У крепостных ворот их ожидал неприятный сюрприз — решетка в арке надвратной башни была опущена, а несущие службу стражники отгоняли желающих покинуть город, оставляя проезд свободным.
— Вот напасть, — ругнулся Ольгерд. — Что там еще такое?
— Сейчас разузнаем. — Измаил, оставив компаньонов скользнул вперед, высмотрел начальника стражи с которым договаривался поутру, и вступил с
ним в короткий разговор.— Смотри, господин Ольгерд, — удивленно произнес Сарабун, — этот басурманин даже мзду брать не хочет. Видано ли это, чтобы в торговом городе посреди дня проезд перекрывали?
— Вот и мне все это не очень нравится, — кивнул Ольгерд. — Так что ты, лекарь, держи ухо востро…
— Ворота закрыты по приказу капитана башни, — объяснил, вернувшись, египтянин. — Стража и сама ничего толком не знает, то ли ждут какую-то важную персону, то ли ловят кого — то в городе.
— И когда они откроют проход?
— Кто же скажет, мой друг? Мы на Востоке, так что может через минуту, а может быть только завтра утром. А может и никогда, — подумав, философски добавил Измаил.
— Типун тебе на язык, — сплюнул Ольгерд. — Нет у меня ни малейшего желания здесь торчать.
— И что ты предлагаешь делать?
— Поехали к другим воротам. Не могут же они весь город перекрыть. Вон, гляди, местные находят себе пути. — Он указал на старого татарина, который вел на поводу ишака. После того как ему преградил дорогу стражник, почтенный горожанин, не говоря ни слова и не проявляя ни малейших признаков возмущения, потянул за уздцы своего строптивого спутника и исчез в ближайшем переулке.
— Они наверное калитку какую-то знают, — произнес, провожая старика взглядом, Сарабун. — Или к другим воротам напрямик пробираются.
— Так и есть, — кивнул Измаил, — ведь чтобы попасть к соседним воротам, двигаясь по улице, нам нужно вернуться обратно к цитадели, куда сходятся все городские пути. Впрочем ты теперь командуешь, Ольгерд, ты и решай.
Ольгерд не размышлял и не колебался:
— Если давать крюк по улице, то придется проезжать мимо невольничьего рынка, а делать нам там нечего. Неровен час опять этот армянин-истязатель встретится и цепляться начнет. Так что идем вдоль стены, по переулкам. Авось не заблудимся. — Компаньоны двинули в сторону переулка, в котором скрылся старик с ишаком.

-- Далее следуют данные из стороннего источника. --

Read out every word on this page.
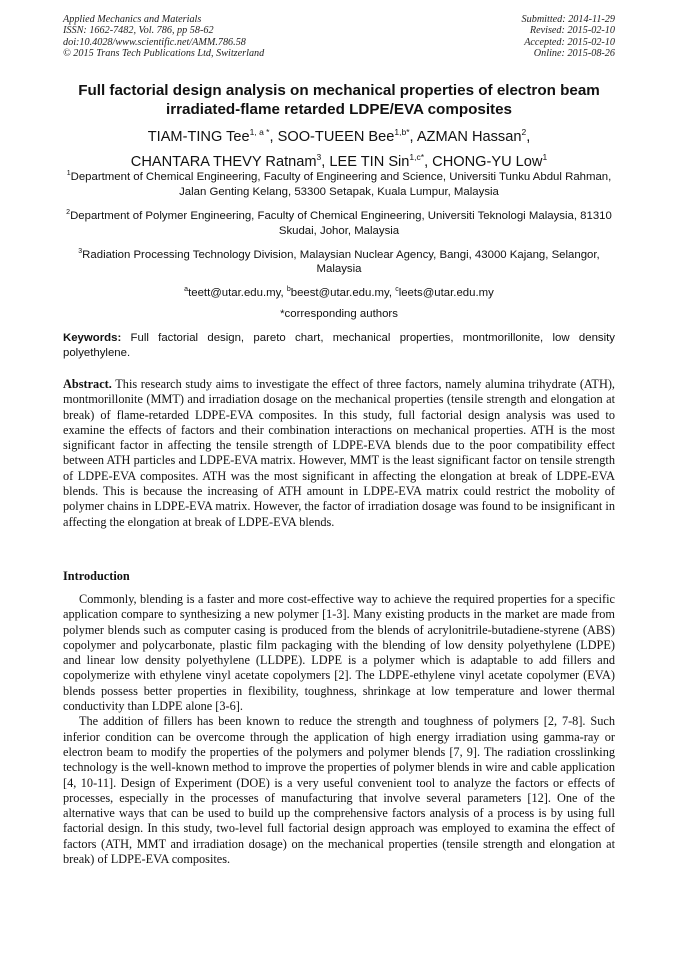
Applied Mechanics and Materials
ISSN: 1662-7482, Vol. 786, pp 58-62
doi:10.4028/www.scientific.net/AMM.786.58
© 2015 Trans Tech Publications Ltd, Switzerland
Submitted: 2014-11-29
Revised: 2015-02-10
Accepted: 2015-02-10
Online: 2015-08-26
Full factorial design analysis on mechanical properties of electron beam irradiated-flame retarded LDPE/EVA composites
TIAM-TING Tee$^{1, a *}$, SOO-TUEEN Bee$^{1,b*}$, AZMAN Hassan$^2$,
CHANTARA THEVY Ratnam$^3$, LEE TIN Sin$^{1,c*}$, CHONG-YU Low$^1$
$^1$Department of Chemical Engineering, Faculty of Engineering and Science, Universiti Tunku Abdul Rahman, Jalan Genting Kelang, 53300 Setapak, Kuala Lumpur, Malaysia
$^2$Department of Polymer Engineering, Faculty of Chemical Engineering, Universiti Teknologi Malaysia, 81310 Skudai, Johor, Malaysia
$^3$Radiation Processing Technology Division, Malaysian Nuclear Agency, Bangi, 43000 Kajang, Selangor, Malaysia
$^a$teett@utar.edu.my, $^b$beest@utar.edu.my, $^c$leets@utar.edu.my
*corresponding authors
Keywords: Full factorial design, pareto chart, mechanical properties, montmorillonite, low density polyethylene.
Abstract. This research study aims to investigate the effect of three factors, namely alumina trihydrate (ATH), montmorillonite (MMT) and irradiation dosage on the mechanical properties (tensile strength and elongation at break) of flame-retarded LDPE-EVA composites. In this study, full factorial design analysis was used to examine the effects of factors and their combination interactions on mechanical properties. ATH is the most significant factor in affecting the tensile strength of LDPE-EVA blends due to the poor compatibility effect between ATH particles and LDPE-EVA matrix. However, MMT is the least significant factor on tensile strength of LDPE-EVA composites. ATH was the most significant in affecting the elongation at break of LDPE-EVA blends. This is because the increasing of ATH amount in LDPE-EVA matrix could restrict the mobolity of polymer chains in LDPE-EVA matrix. However, the factor of irradiation dosage was found to be insignificant in affecting the elongation at break of LDPE-EVA blends.
Introduction

Commonly, blending is a faster and more cost-effective way to achieve the required properties for a specific application compare to synthesizing a new polymer [1-3]. Many existing products in the market are made from polymer blends such as computer casing is produced from the blends of acrylonitrile-butadiene-styrene (ABS) copolymer and polycarbonate, plastic film packaging with the blending of low density polyethylene (LDPE) and linear low density polyethylene (LLDPE). LDPE is a polymer which is adaptable to add fillers and copolymerize with ethylene vinyl acetate copolymers [2]. The LDPE-ethylene vinyl acetate copolymer (EVA) blends possess better properties in flexibility, toughness, shrinkage at low temperature and lower thermal conductivity than LDPE alone [3-6].

The addition of fillers has been known to reduce the strength and toughness of polymers [2, 7-8]. Such inferior condition can be overcome through the application of high energy irradiation using gamma-ray or electron beam to modify the properties of the polymers and polymer blends [7, 9]. The radiation crosslinking technology is the well-known method to improve the properties of polymer blends in wire and cable application [4, 10-11]. Design of Experiment (DOE) is a very useful convenient tool to analyze the factors or effects of processes, especially in the processes of manufacturing that involve several parameters [12]. One of the alternative ways that can be used to build up the comprehensive factors analysis of a process is by using full factorial design. In this study, two-level full factorial design approach was employed to examina the effect of factors (ATH, MMT and irradiation dosage) on the mechanical properties (tensile strength and elongation at break) of LDPE-EVA composites.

Половину жизни Ольгерд провел в больших городах и по своему опыту знал, что все городские задворки чем-то неуловимо похожи друг на друга. И пусть здесь их окружали не деревянные срубы, как в Киеве или Смоленске, и не кирпичные дома, как в Вильно, а разнотычные мазанки, выглядывающие из-за глухих глинобитных заборов-дувалов, вокруг была такая же сонная тревожная пустота, скрывающая невольное ощущение незримой опасности, словно из-за безмолвных окон и дверей за ними наблюдают сотни далеко не дружеских взглядов.

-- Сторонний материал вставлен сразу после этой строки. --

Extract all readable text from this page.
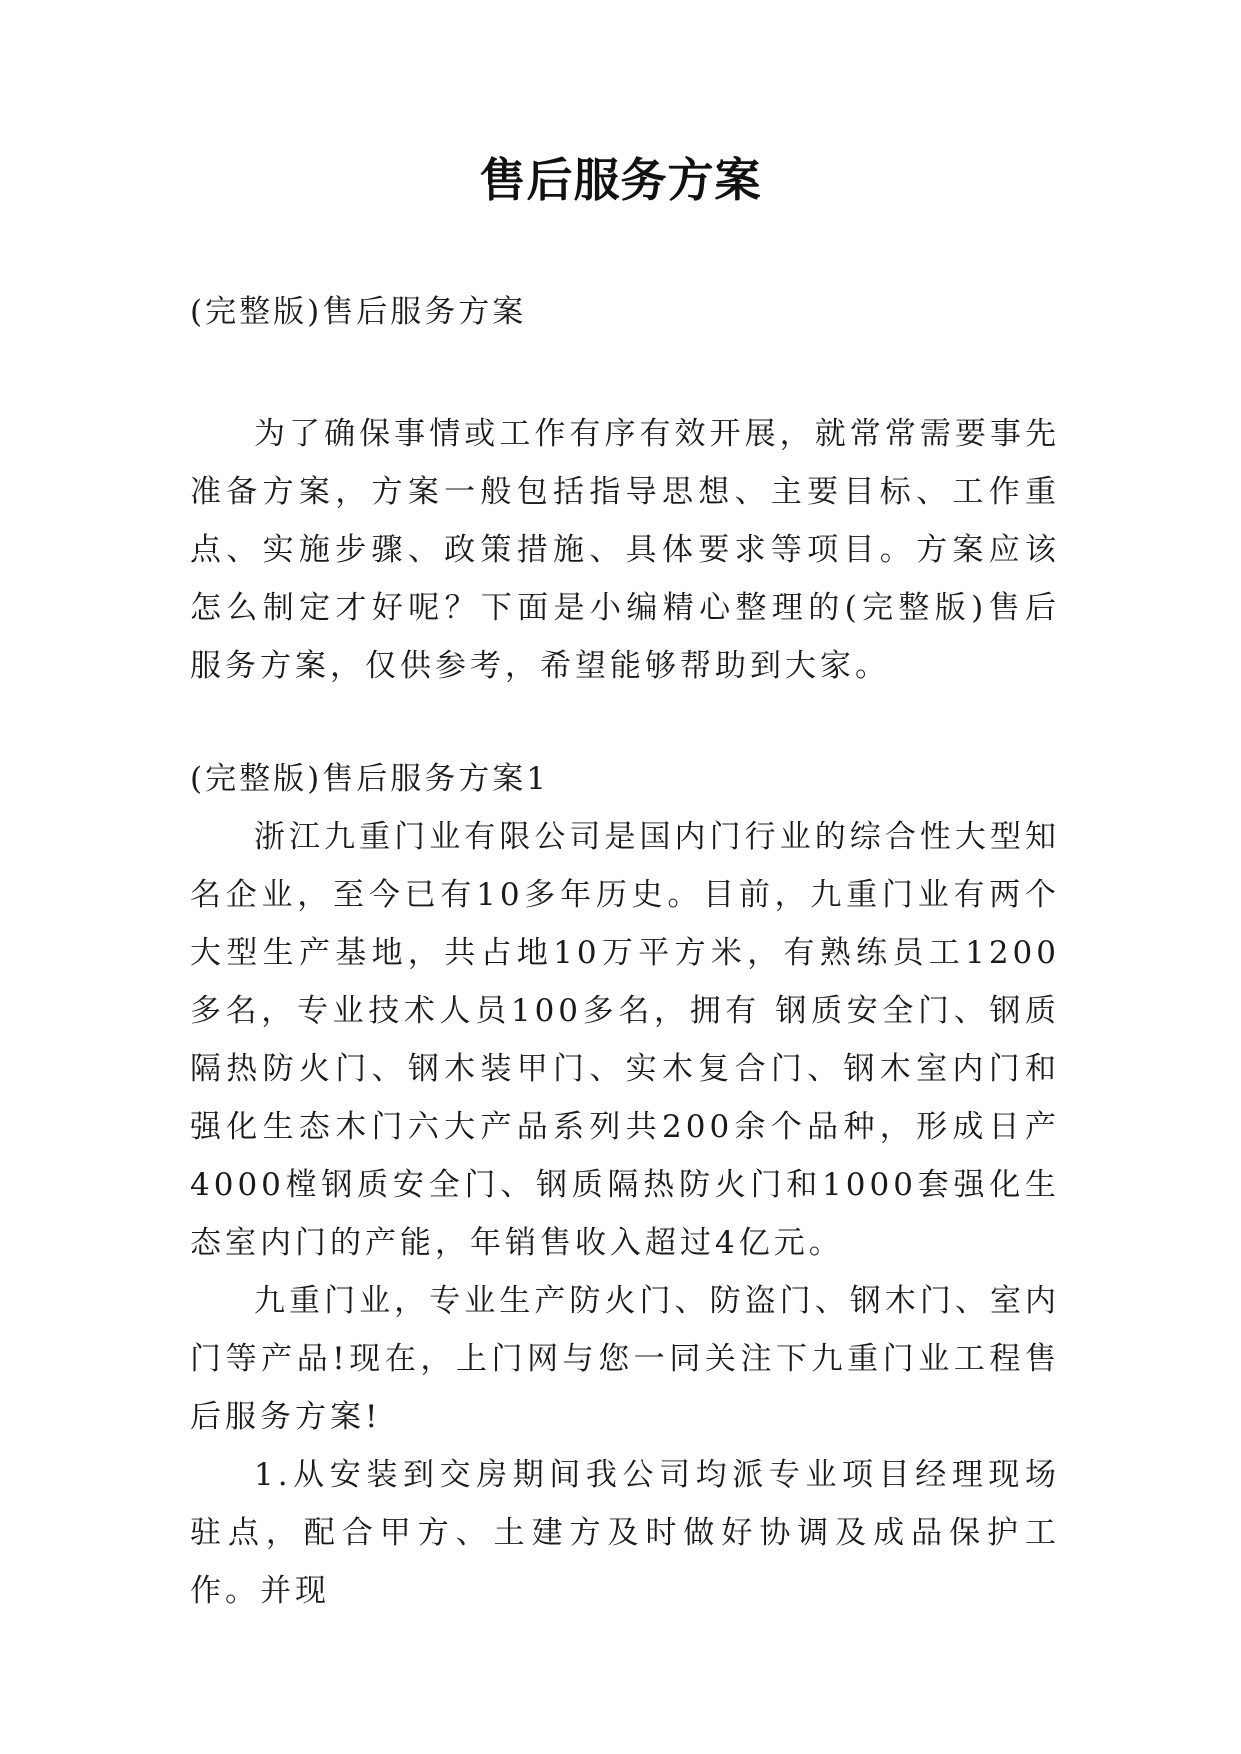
售后服务方案
(完整版)售后服务方案

为了确保事情或工作有序有效开展，就常常需要事先准备方案，方案一般包括指导思想、主要目标、工作重点、实施步骤、政策措施、具体要求等项目。方案应该怎么制定才好呢？下面是小编精心整理的(完整版)售后服务方案，仅供参考，希望能够帮助到大家。

(完整版)售后服务方案1

浙江九重门业有限公司是国内门行业的综合性大型知名企业，至今已有10多年历史。目前，九重门业有两个大型生产基地，共占地10万平方米，有熟练员工1200多名，专业技术人员100多名，拥有 钢质安全门、钢质隔热防火门、钢木装甲门、实木复合门、钢木室内门和强化生态木门六大产品系列共200余个品种，形成日产4000樘钢质安全门、钢质隔热防火门和1000套强化生态室内门的产能，年销售收入超过4亿元。

九重门业，专业生产防火门、防盗门、钢木门、室内门等产品!现在，上门网与您一同关注下九重门业工程售后服务方案!

1.从安装到交房期间我公司均派专业项目经理现场驻点，配合甲方、土建方及时做好协调及成品保护工作。并现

— Тебе что-то не нравится? — Заметив тревогу Ольгерда, спросил Сарабун.
— А что мне может понравится, если мы уже четверть часа идем, а вокруг одни лишь дувалы и навстречу — ни души?

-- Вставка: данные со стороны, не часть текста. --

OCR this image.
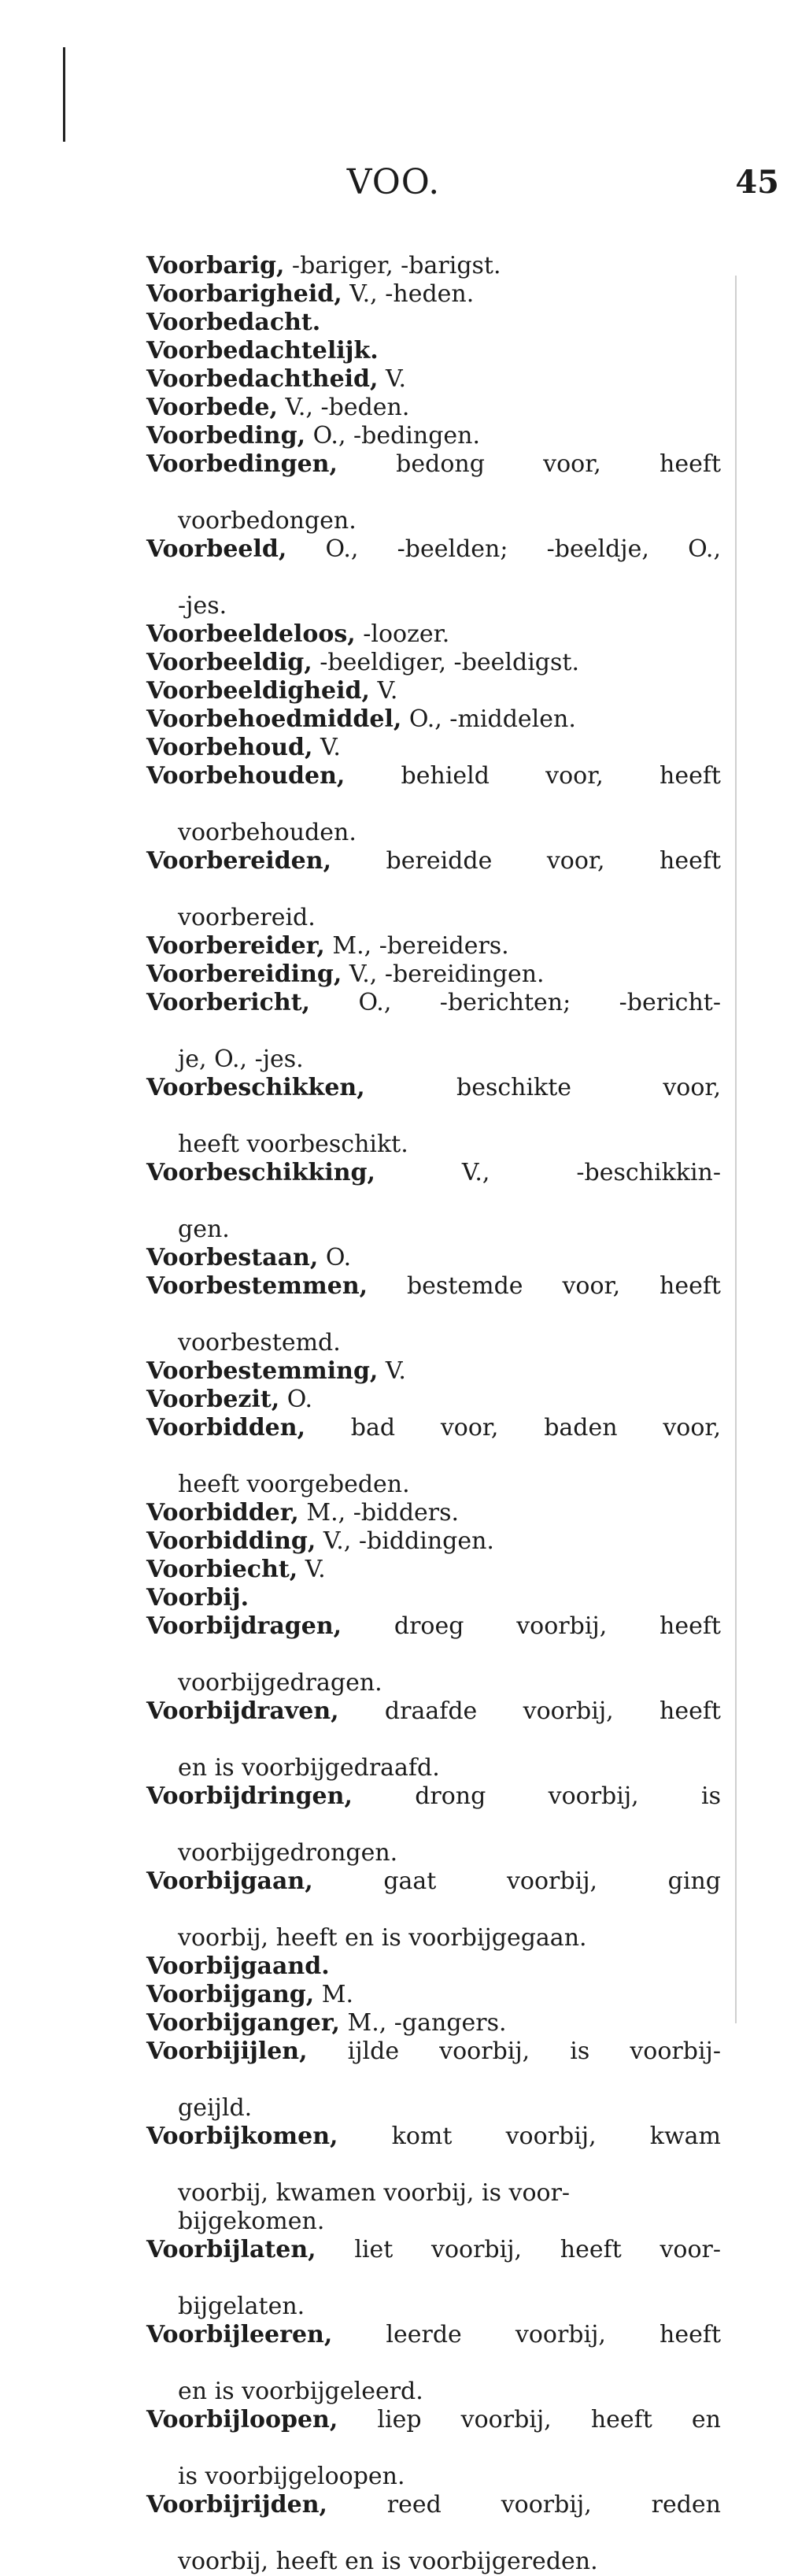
VOO.	45
Voorbarig, -bariger, -barigst.
Voorbarigheid, V., -heden.
Voorbedacht.
Voorbedachtelijk.
Voorbedachtheid, V.
Voorbede, V., -beden.
Voorbeding, O., -bedingen.
Voorbedingen, bedong voor, heeft
voorbedongen.
Voorbeeld, O., -beelden; -beeldje, O.,
-jes.
Voorbeeldeloos, -loozer.
Voorbeeldig, -beeldiger, -beeldigst.
Voorbeeldigheid, V.
Voorbehoedmiddel, O., -middelen.
Voorbehoud, V.
Voorbehouden, behield voor, heeft
voorbehouden.
Voorbereiden, bereidde voor, heeft
voorbereid.
Voorbereider, M., -bereiders.
Voorbereiding, V., -bereidingen.
Voorbericht, O., -berichten; -bericht-
je, O., -jes.
Voorbeschikken, beschikte voor,
heeft voorbeschikt.
Voorbeschikking, V., -beschikkin-
gen.
Voorbestaan, O.
Voorbestemmen, bestemde voor, heeft
voorbestemd.
Voorbestemming, V.
Voorbezit, O.
Voorbidden, bad voor, baden voor,
heeft voorgebeden.
Voorbidder, M., -bidders.
Voorbidding, V., -biddingen.
Voorbiecht, V.
Voorbij.
Voorbijdragen, droeg voorbij, heeft
voorbijgedragen.
Voorbijdraven, draafde voorbij, heeft
en is voorbijgedraafd.
Voorbijdringen, drong voorbij, is
voorbijgedrongen.
Voorbijgaan, gaat voorbij, ging
voorbij, heeft en is voorbijgegaan.
Voorbijgaand.
Voorbijgang, M.
Voorbijganger, M., -gangers.
Voorbijijlen, ijlde voorbij, is voorbij-
geijld.
Voorbijkomen, komt voorbij, kwam
voorbij, kwamen voorbij, is voor-
bijgekomen.
Voorbijlaten, liet voorbij, heeft voor-
bijgelaten.
Voorbijleeren, leerde voorbij, heeft
en is voorbijgeleerd.
Voorbijloopen, liep voorbij, heeft en
is voorbijgeloopen.
Voorbijrijden, reed voorbij, reden
voorbij, heeft en is voorbijgereden.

— В восточных городах так всегда, — пожал плечами египтянин. — Здесь люди живут не напоказ, отгораживать от улицы то, что происходит в доме — обычное дело…
— А громилы среди дороги тоже дело обычное? — прервал его Ольгерд, завернув за который по счету угол.
Перед ними, целиком перегораживая узкий проход, стояло четверо здоровенных татар, чьи намерения были понятны, как "Отче наш…" — трое держали обитые железом дубинки, а четвертый, самый дюжий на вид, поигрывал аршинной цепью, на конце которой было закреплено небольшое чугунное ядро.